GLOBAL WARMING TO SHORTEN SEASON

28 December 2000


A new survey has suggested that the poor snow start to the season is going to be a more common feature of ski seasons as global warming takes hold.

A shorter season?

According to France Meteo, the climatic changes could reduce the length of the season by up to 20%-40% within 50 years.

'We simulated a rise in temperature of 2 degrees (the average predicted rise for Northern Europe into 2050)', explained Eric Martin, head of the Snow Study Centre at Meteo France in Grenoble. 'The impact will be significant for resorts at a average altitude of 1500m, with a possible reduction of a month in the effective length of the season'.

EDF (Electricite de France) has come to similar conclusions in their own study to predict the effect on future water flows of any reduction in snowfall. They suggest that a reduction of 30 to 60 days in snowcover at 1500 meters.

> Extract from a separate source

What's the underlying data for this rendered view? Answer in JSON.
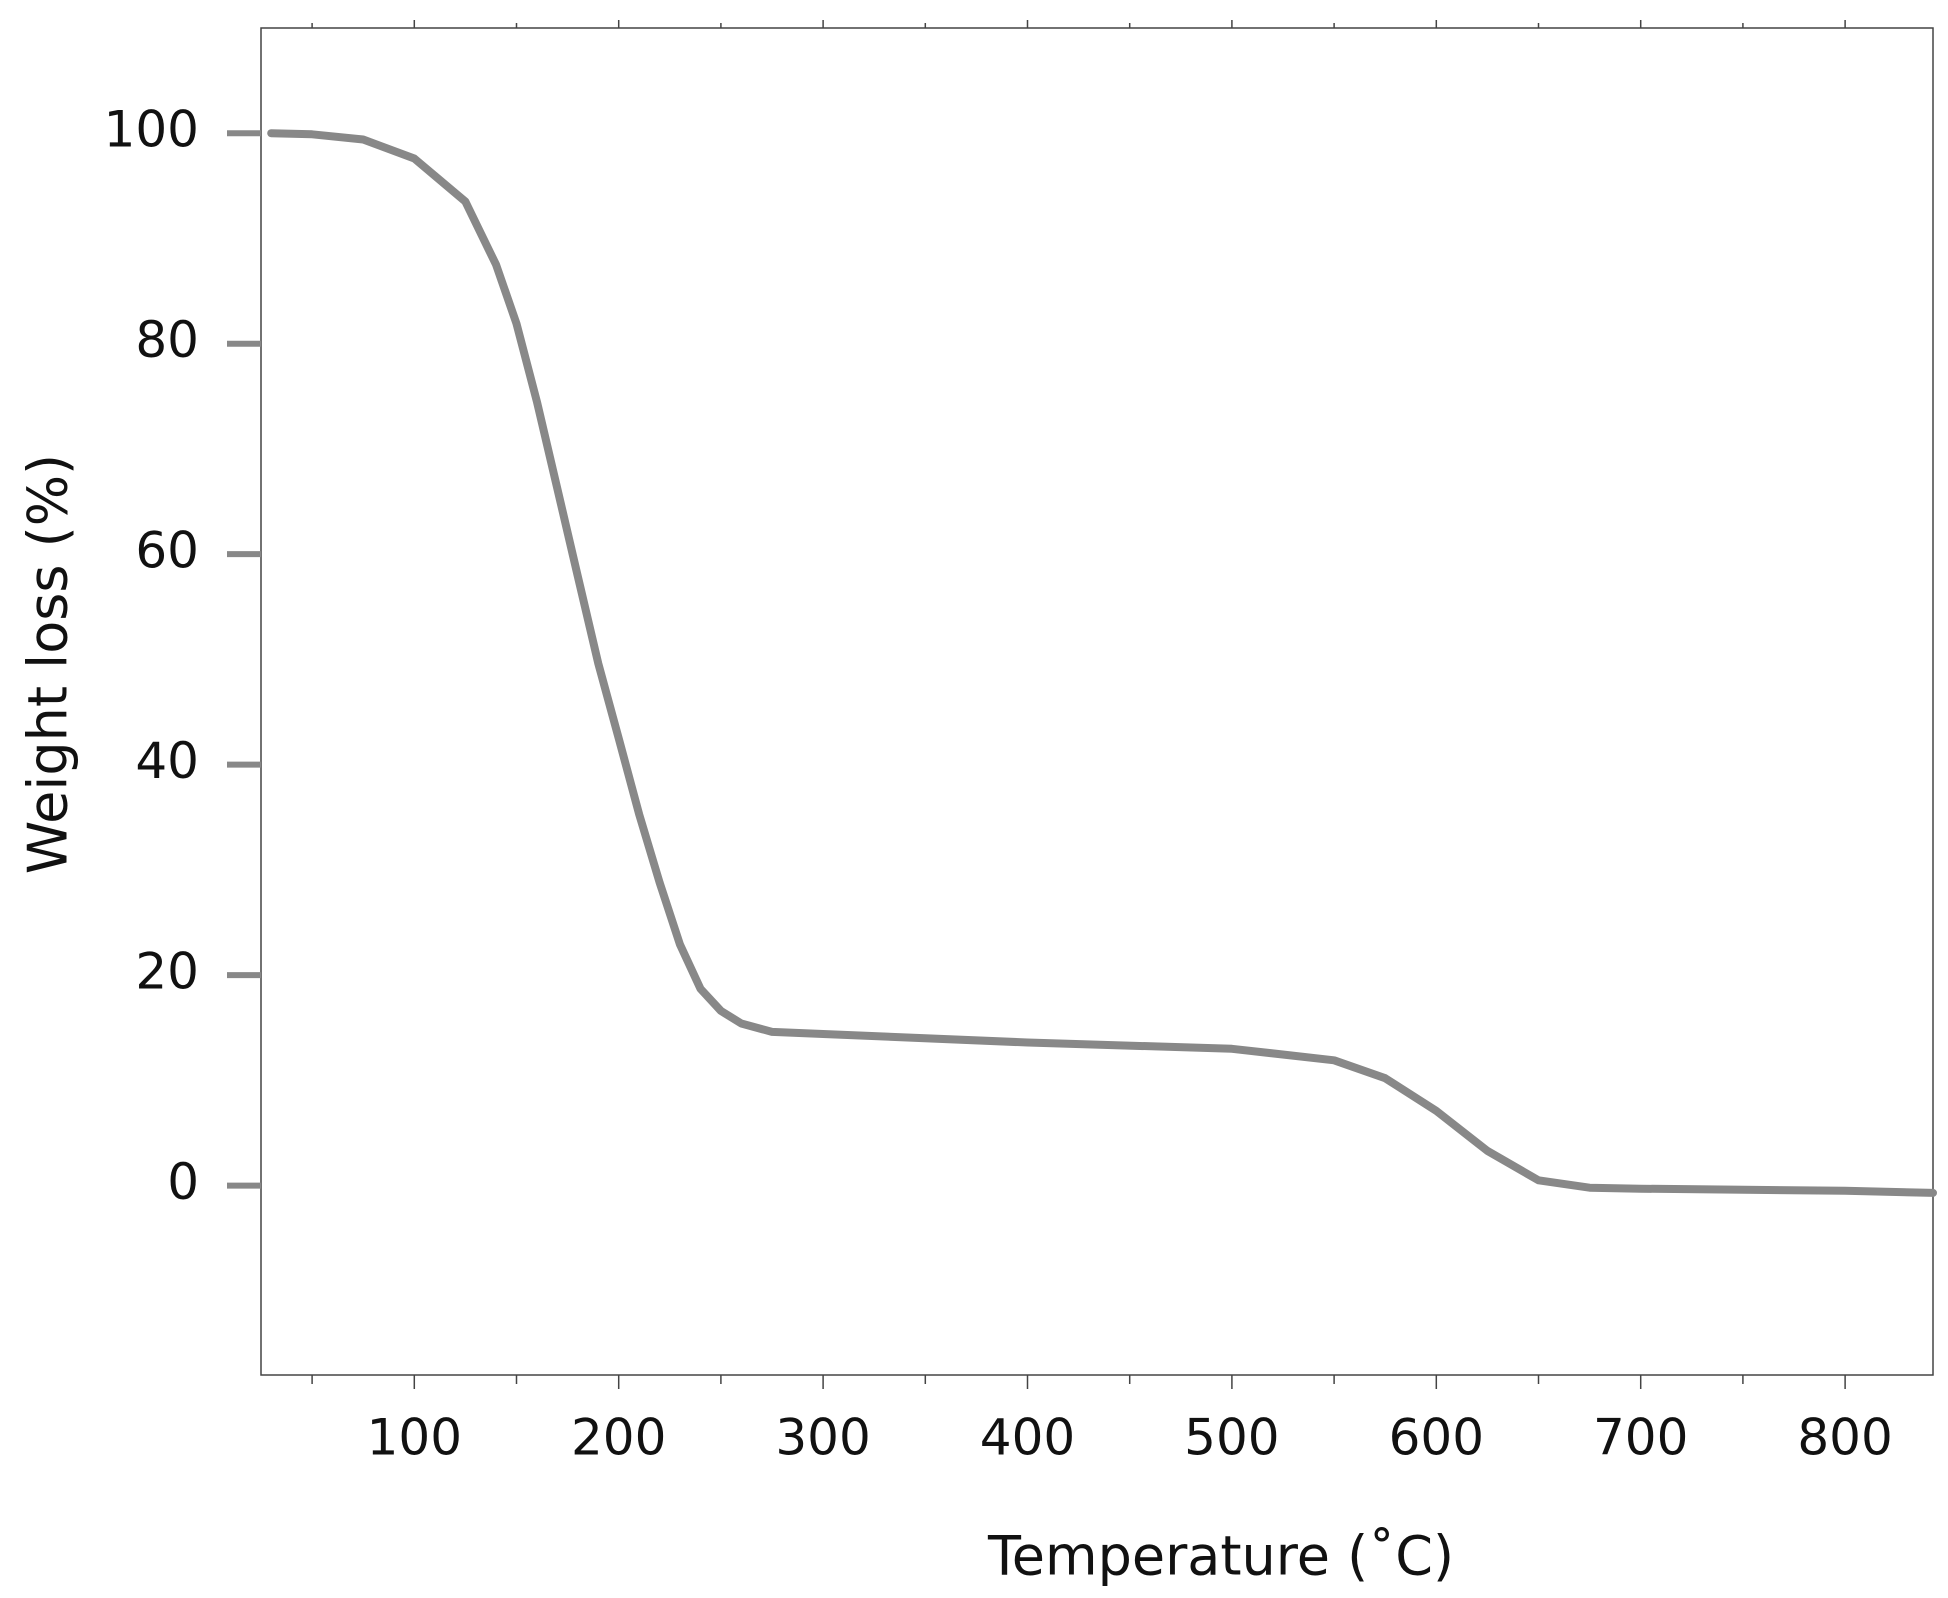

Effectively a barren December and April would become typical in most resorts within a generation and only in higher resorts would the season remain largely unchanged.

Could this year's poor start to the season be due to global warming?

Not so, according to Frederic Hendrickx, from the National Laboratory of the Environment at EDF. The data collected so far 'do not deliver a clear signal over the duration'.

Eric Martin, from Meteo France, disagrees: 'There has been a small downward trend over the last forty years. There is a chance that this is related to global warming caused by human activity'.

The Nineties were the hottest decade of the century. The UN current research estimates that the global surface temperature will increase by 1.5 to 6 degrees by 2100.